Question

Which of the following thermodynamic relations is correct?
a) $dG = VdP -SdT$
b) $dE = PdV + TdS$
c) $dH = -VdP + TdS$
d) $dG = VdP + SdT$

Answer 1

Hint : Gibbs Energy is the highest work that a thermodynamic system can operate at a fixed pressure and temperature.

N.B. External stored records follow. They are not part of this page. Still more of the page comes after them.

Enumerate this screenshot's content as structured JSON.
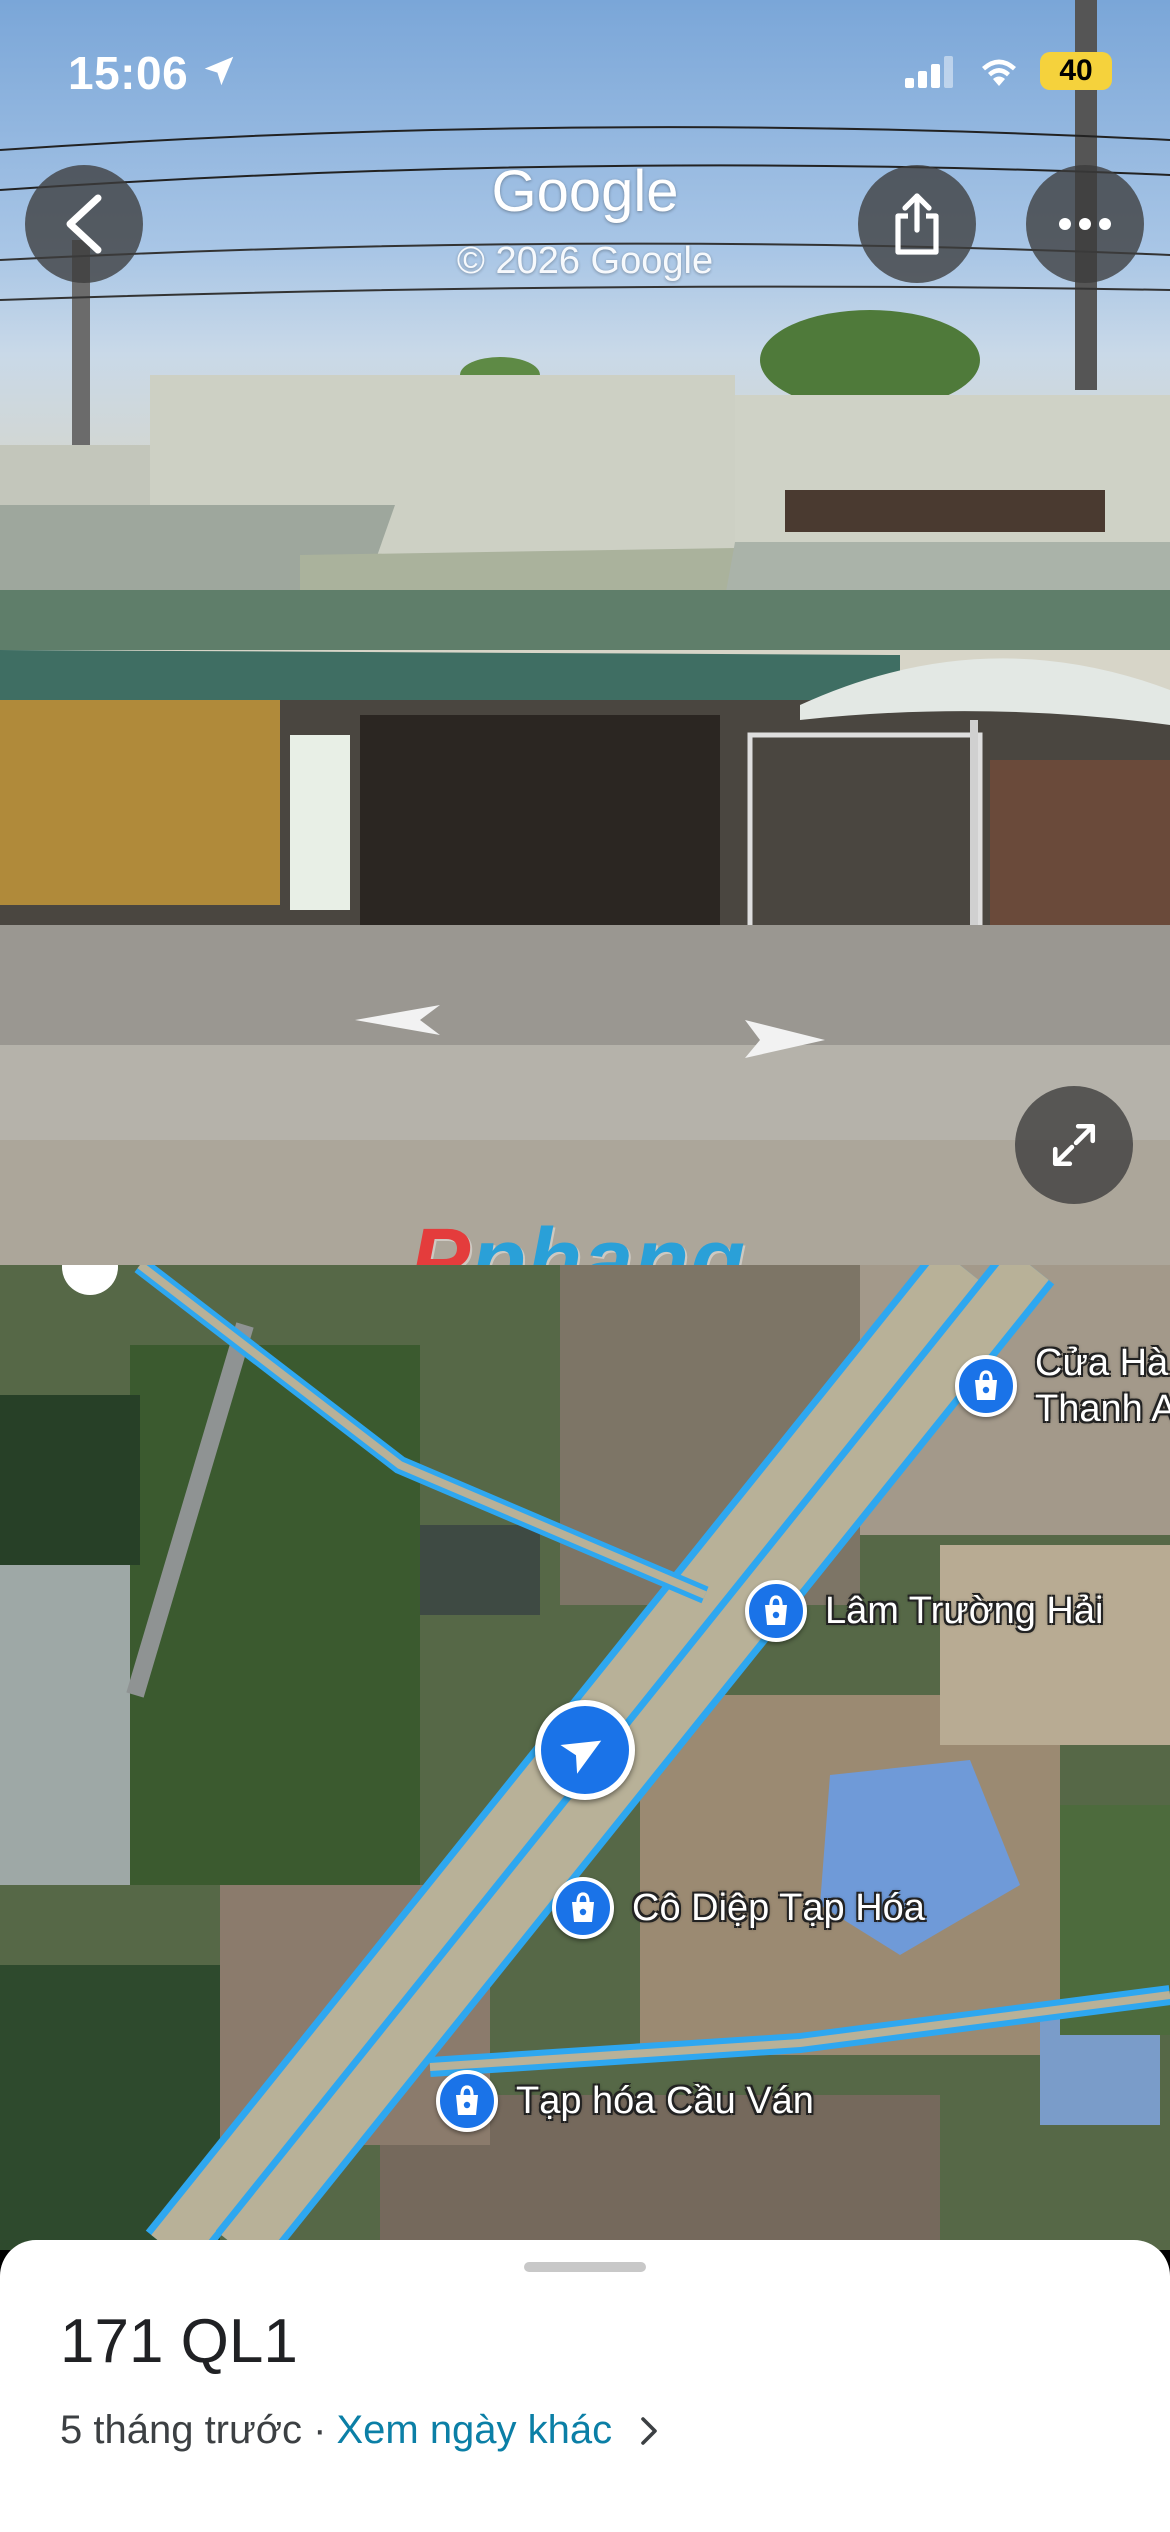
{
  "status_bar": {
    "time": "15:06",
    "battery": "40"
  },
  "header": {
    "title": "Google",
    "copyright": "© 2026 Google"
  },
  "watermark": {
    "text_first": "P",
    "text_rest": "phang"
  },
  "map": {
    "pois": [
      {
        "label": "Cửa Hà\nThanh A"
      },
      {
        "label": "Lâm Trường Hải"
      },
      {
        "label": "Cô Diệp Tạp Hóa"
      },
      {
        "label": "Tạp hóa Cầu Ván"
      }
    ]
  },
  "sheet": {
    "address": "171 QL1",
    "age": "5 tháng trước ·",
    "other_dates_link": "Xem ngày khác"
  },
  "colors": {
    "map_blue": "#1a73e8",
    "road_highlight": "#2ea7f0",
    "link": "#0b7fa6"
  },
  "icons": [
    "location-arrow-icon",
    "signal-icon",
    "wifi-icon",
    "back-icon",
    "share-icon",
    "more-icon",
    "expand-icon",
    "shopping-bag-icon",
    "navigation-arrow-icon",
    "chevron-right-icon"
  ]
}
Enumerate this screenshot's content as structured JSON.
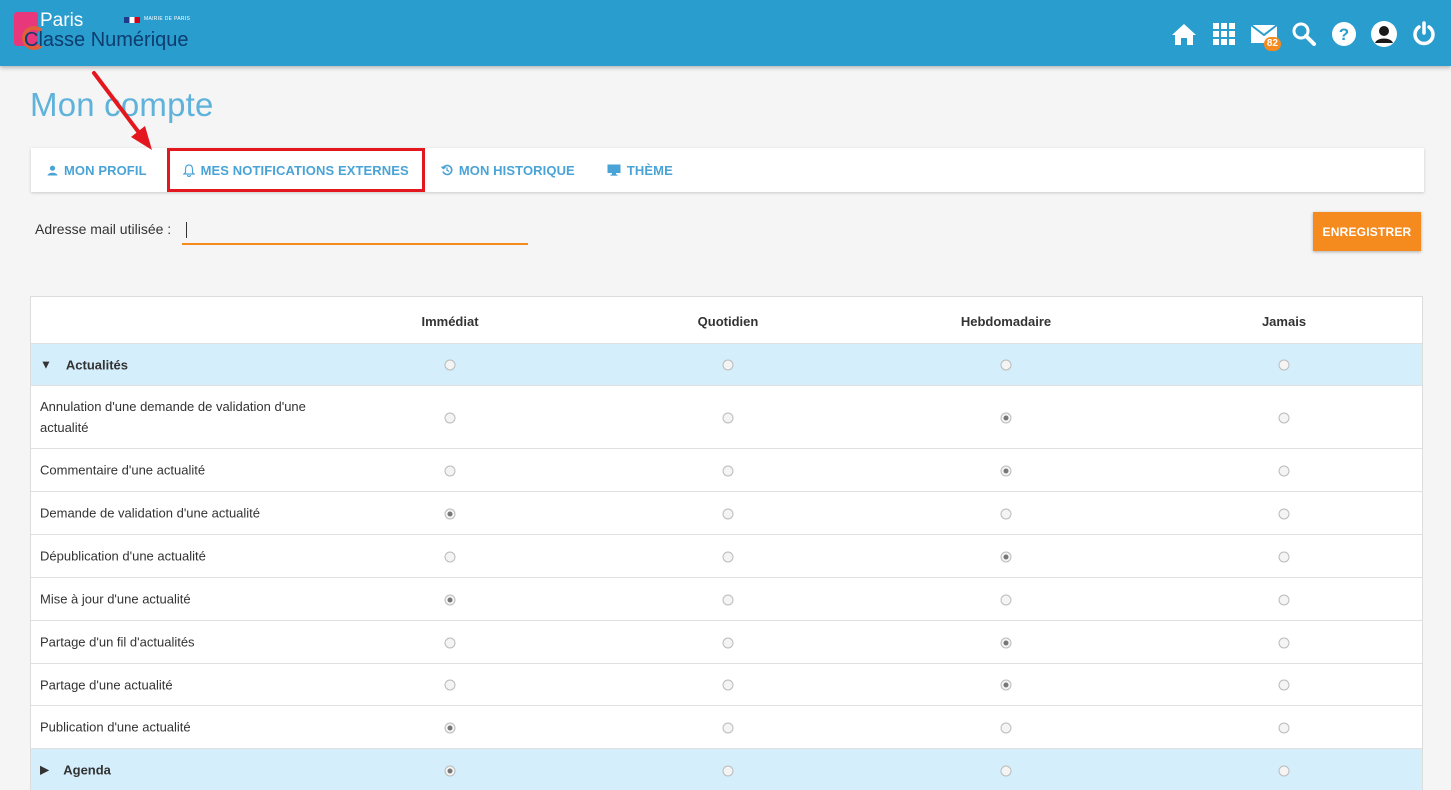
{
  "header": {
    "logo_paris": "Paris",
    "logo_name": "Classe Numérique",
    "logo_mairie": "MAIRIE DE PARIS",
    "mail_badge": "82",
    "icons": [
      "home-icon",
      "apps-grid-icon",
      "mail-icon",
      "search-icon",
      "help-icon",
      "user-icon",
      "power-icon"
    ]
  },
  "page_title": "Mon compte",
  "tabs": [
    {
      "label": "MON PROFIL",
      "icon": "user-icon"
    },
    {
      "label": "MES NOTIFICATIONS EXTERNES",
      "icon": "bell-icon",
      "active": true
    },
    {
      "label": "MON HISTORIQUE",
      "icon": "history-icon"
    },
    {
      "label": "THÈME",
      "icon": "monitor-icon"
    }
  ],
  "email": {
    "label": "Adresse mail utilisée :",
    "value": ""
  },
  "save_label": "ENREGISTRER",
  "table": {
    "columns": [
      "Immédiat",
      "Quotidien",
      "Hebdomadaire",
      "Jamais"
    ],
    "rows": [
      {
        "label": "Actualités",
        "section": true,
        "expanded": true,
        "toggle": "▼",
        "selected": null
      },
      {
        "label": "Annulation d'une demande de validation d'une actualité",
        "selected": 2
      },
      {
        "label": "Commentaire d'une actualité",
        "selected": 2
      },
      {
        "label": "Demande de validation d'une actualité",
        "selected": 0
      },
      {
        "label": "Dépublication d'une actualité",
        "selected": 2
      },
      {
        "label": "Mise à jour d'une actualité",
        "selected": 0
      },
      {
        "label": "Partage d'un fil d'actualités",
        "selected": 2
      },
      {
        "label": "Partage d'une actualité",
        "selected": 2
      },
      {
        "label": "Publication d'une actualité",
        "selected": 0
      },
      {
        "label": "Agenda",
        "section": true,
        "expanded": false,
        "toggle": "▶",
        "selected": 0
      }
    ]
  },
  "colors": {
    "topbar": "#2a9dcf",
    "accent": "#f58a1f",
    "tab_text": "#4aa3d6",
    "section_bg": "#d4eefb",
    "highlight": "#e3171d"
  }
}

The reversible work in thermodynamics indicates a unique method in which work is taken out such that the system persists in perfect equilibrium with all its surroundings.

Complete step-by-step solution:
The relation between Gibbs free energy and enthalpy is given by:
$G = H - TS$
The relation of enthalpy is given by:
$H = E + PV$
Put the value of enthalpy in Gibbs free energy formula:
$G = E + PV - TS$
Differentiate above formula-
$dG = dE + PdV + VdP – TdS - SdT$……($1$)
As we know this relation,
$dq = dE - dW$…...($2$)
And work done is $dW = -PdV$ ..….($3$)
For reversible process,
$TdS = dq$ ……($4$)
Combining ($2$), ($3$) and ($4$)-
$TdS = dE + PdV$
$\implies dE + PdV – TdS = 0$……($5$)
From equation ($1$) and ($5$);
$dG = VdP -SdT$
Option (a) is correct.

Note: The Gibbs free energy estimate is the maximum number of non-expansion work obtained from a thermodynamically closed system. This maximum can be achieved only in a completely reversible manner. When a system changes reversibly from an initial position to a final position, the drop in Gibbs free energy equals the work performed by the system to its surroundings and subtracts the pressure forces' work.